Keith’s update: I have confirmed this via IT professionals at NASA and in several places across the U.S. that Comcast DNS is broken – but only for NASA.gov, it would seem.
Keith’s update: Alan Boyle from MSNBC tweeted some good advice – change your DNS setting to Google’s Public DNS. Info here.
Keith’s update: Everything works again. Apparently NASA provided an update key for DNS and the new key did not match the Comcast key. So Comcast simply cut off DNS access for all of its customers to everything at NASA.gov. The old key has been sent by NASA and everything works again – so far.
I just ran into this but it wasn’t just NASA. I had problems accessing a lot of pages around the net, including Google and FB. So I don’t think it was something specifically directed at NASA, at least in my experience.
They are about to lose a customer, given that I work for NASA and now cannot see my own web sites or work mail from home. Effing idiots…
Perhaps you should be staying with Comast as they are one of the few ISP’s that are actually trying to make sure that the DNS answers that receive have not been compromised.
If you run DNSSEC analysis tools, you will find the following problem in NASA’s chain of trust, according to Verisign Lab’s debugger tool:
“The DNSKEY RRset was not signed by any keys in the chain-of-trust”.
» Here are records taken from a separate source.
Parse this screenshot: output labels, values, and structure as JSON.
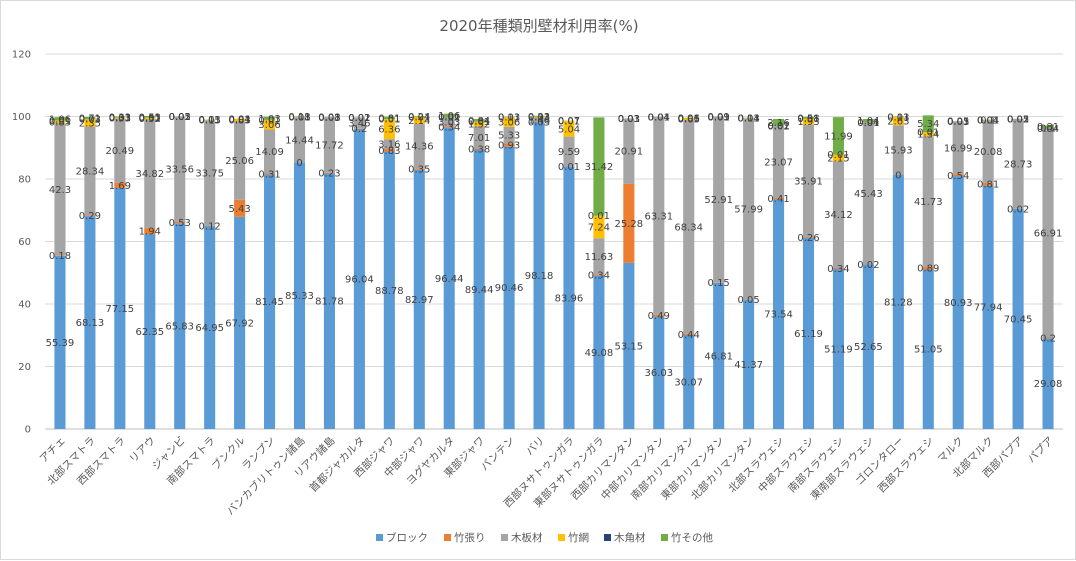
{
  "chart_data": {
    "type": "bar",
    "stacked": true,
    "title": "2020年種類別壁材利用率(%)",
    "xlabel": "",
    "ylabel": "",
    "ylim": [
      0,
      120
    ],
    "yticks": [
      0,
      20,
      40,
      60,
      80,
      100,
      120
    ],
    "grid": true,
    "legend_position": "bottom",
    "categories": [
      "アチェ",
      "北部スマトラ",
      "西部スマトラ",
      "リアウ",
      "ジャンビ",
      "南部スマトラ",
      "ブンクル",
      "ランプン",
      "バンカブリトゥン諸島",
      "リアウ諸島",
      "首都ジャカルタ",
      "西部ジャワ",
      "中部ジャワ",
      "ヨグヤカルタ",
      "東部ジャワ",
      "バンテン",
      "バリ",
      "西部ヌサトゥンガラ",
      "東部ヌサトゥンガラ",
      "西部カリマンタン",
      "中部カリマンタン",
      "南部カリマンタン",
      "東部カリマンタン",
      "北部カリマンタン",
      "北部スラウェシ",
      "中部スラウェシ",
      "南部スラウェシ",
      "東南部スラウェシ",
      "ゴロンタロー",
      "西部スラウェシ",
      "マルク",
      "北部マルク",
      "西部パプア",
      "パプア"
    ],
    "series": [
      {
        "name": "ブロック",
        "color": "#5b9bd5",
        "values": [
          55.39,
          68.13,
          77.15,
          62.35,
          65.83,
          64.95,
          67.92,
          81.45,
          85.33,
          81.78,
          96.04,
          88.78,
          82.97,
          96.44,
          89.44,
          90.46,
          98.18,
          83.96,
          49.08,
          53.15,
          36.03,
          30.07,
          46.81,
          41.37,
          73.54,
          61.19,
          51.19,
          52.65,
          81.28,
          51.05,
          80.93,
          77.94,
          70.45,
          29.08
        ]
      },
      {
        "name": "竹張り",
        "color": "#ed7d31",
        "values": [
          0.18,
          0.29,
          1.69,
          1.94,
          0.53,
          0.12,
          5.43,
          0.31,
          0,
          0.23,
          0.2,
          0.83,
          0.35,
          0.34,
          0.38,
          0.93,
          0.03,
          0.01,
          0.34,
          25.28,
          0.49,
          0.44,
          0.15,
          0.05,
          0.41,
          0.26,
          0.34,
          0.02,
          0,
          0.89,
          0.54,
          0.81,
          0.02,
          0.2
        ]
      },
      {
        "name": "木板材",
        "color": "#a5a5a5",
        "values": [
          42.3,
          28.34,
          20.49,
          34.82,
          33.56,
          33.75,
          25.06,
          14.09,
          14.44,
          17.72,
          3.46,
          3.16,
          14.36,
          3.03,
          7.01,
          5.33,
          1.46,
          9.59,
          11.63,
          20.91,
          63.31,
          68.34,
          52.91,
          57.99,
          23.07,
          35.91,
          34.12,
          45.43,
          15.93,
          41.73,
          16.99,
          20.08,
          28.73,
          66.91
        ]
      },
      {
        "name": "竹網",
        "color": "#ffc000",
        "values": [
          0.85,
          2.35,
          0.33,
          0.52,
          0.02,
          0.15,
          0.83,
          3.06,
          0.08,
          0.03,
          0.02,
          6.36,
          2.14,
          0.02,
          1.52,
          3.06,
          0.23,
          5.04,
          7.24,
          0.03,
          0.04,
          0.65,
          0.03,
          0.14,
          0.02,
          1.93,
          2.15,
          0.04,
          2.63,
          1.34,
          0.03,
          0.04,
          0.05,
          0.04
        ]
      },
      {
        "name": "木角材",
        "color": "#264478",
        "values": [
          0.01,
          0.03,
          0.01,
          0.01,
          0.01,
          0.01,
          0.01,
          0.01,
          0.01,
          0.01,
          0.01,
          0.01,
          0.01,
          0.01,
          0.01,
          0.01,
          0.01,
          0.01,
          0.01,
          0.01,
          0.01,
          0.01,
          0.01,
          0.01,
          0.01,
          0.01,
          0.01,
          0.01,
          0.01,
          0.01,
          0.01,
          0.01,
          0.01,
          0.1
        ]
      },
      {
        "name": "竹その他",
        "color": "#70ad47",
        "values": [
          1.06,
          0.71,
          0.33,
          0.53,
          0.05,
          0.03,
          0.04,
          1.03,
          0.13,
          0.08,
          0.02,
          0.81,
          0.24,
          1.06,
          0.84,
          0.13,
          0.33,
          0.07,
          31.42,
          0.03,
          0.04,
          0.06,
          0.09,
          0.03,
          2.16,
          0.58,
          11.99,
          1.04,
          0.13,
          5.34,
          0.05,
          0.1,
          0.02,
          0.81
        ]
      }
    ]
  }
}
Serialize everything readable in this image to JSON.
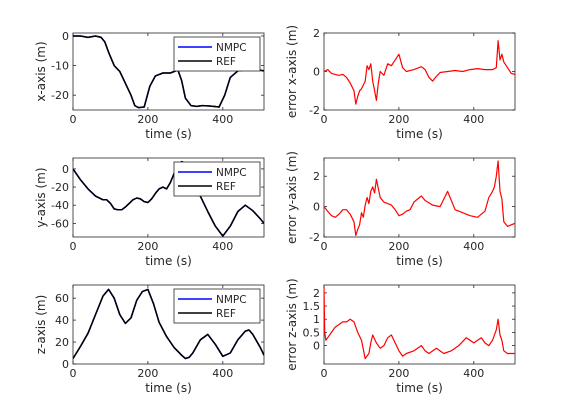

The tools is at: http://dnssec-debugger.veri…
yep, just had a fascinating IM chat with one of the front-line tech support reps. they have no clue.
not true. I can still access NASA.gov
A colleague just reported that she could not reach my .nasa.gov site, so this is definitely happening. Nice.
I am a Comcast subscriber, and I don’t have any trouble getting to Nasa.gov.
There is also OpenDNS
http://www.opendns.com/
Nothing new, I used to use Comcast for several years before switching to Verizon FiOS. I still run into issues, but they were much more frequent under Comcast, and DNS was usually the culprit. Once switching to OpenDNS most of the problems went away.
This was no a Comcast error. NASA botched a DNSSEC key rollover. You don’t stop using the current DNSKEY before the parent zone has
published the DS records for the new DNSKEY.
yeesh, what does this have to do with SOPA?
Everyone is worried about security. A signature key did not match. They have a system configured to not resolve until it matches. It was noticed, and the key fixed. What’s the big deal? If the NASA site would have been impersonated, everyone would be on their case for not checking if the keys really match, and Keith would be in their face about “what do they think these keys are for?”Disclaimer – I didn’t check what the keys mean – just noticed that there was no argument that there was a discrepancy.
Yes, it appears this was due to Comcast implementing DNSSEC… Hate to say it, but NASA was in the wrong here… If you’re going to spend the effort to sign your DNS records, you really should get it right…
Looks like it was NASA’s fault.
http://forums.comcast.com/t…
I have Time Warner which never had NASA channel.
Cancelled my cable about 2 years ago.
Get NASA TV via ROKU Internet streaming box.
More correctly, NASA failed to ensure that the DS records for NASA.GOV matched the DNSKEY records for NASA.GOV. Comcast just lookup up the published information and detected the discrepancy and correctly refused to return answers which did not validate as correct.
As for changing your DNS servers, you need to wonder if you can really trust DNS servers that failed to detect this. What else are they failing to detect?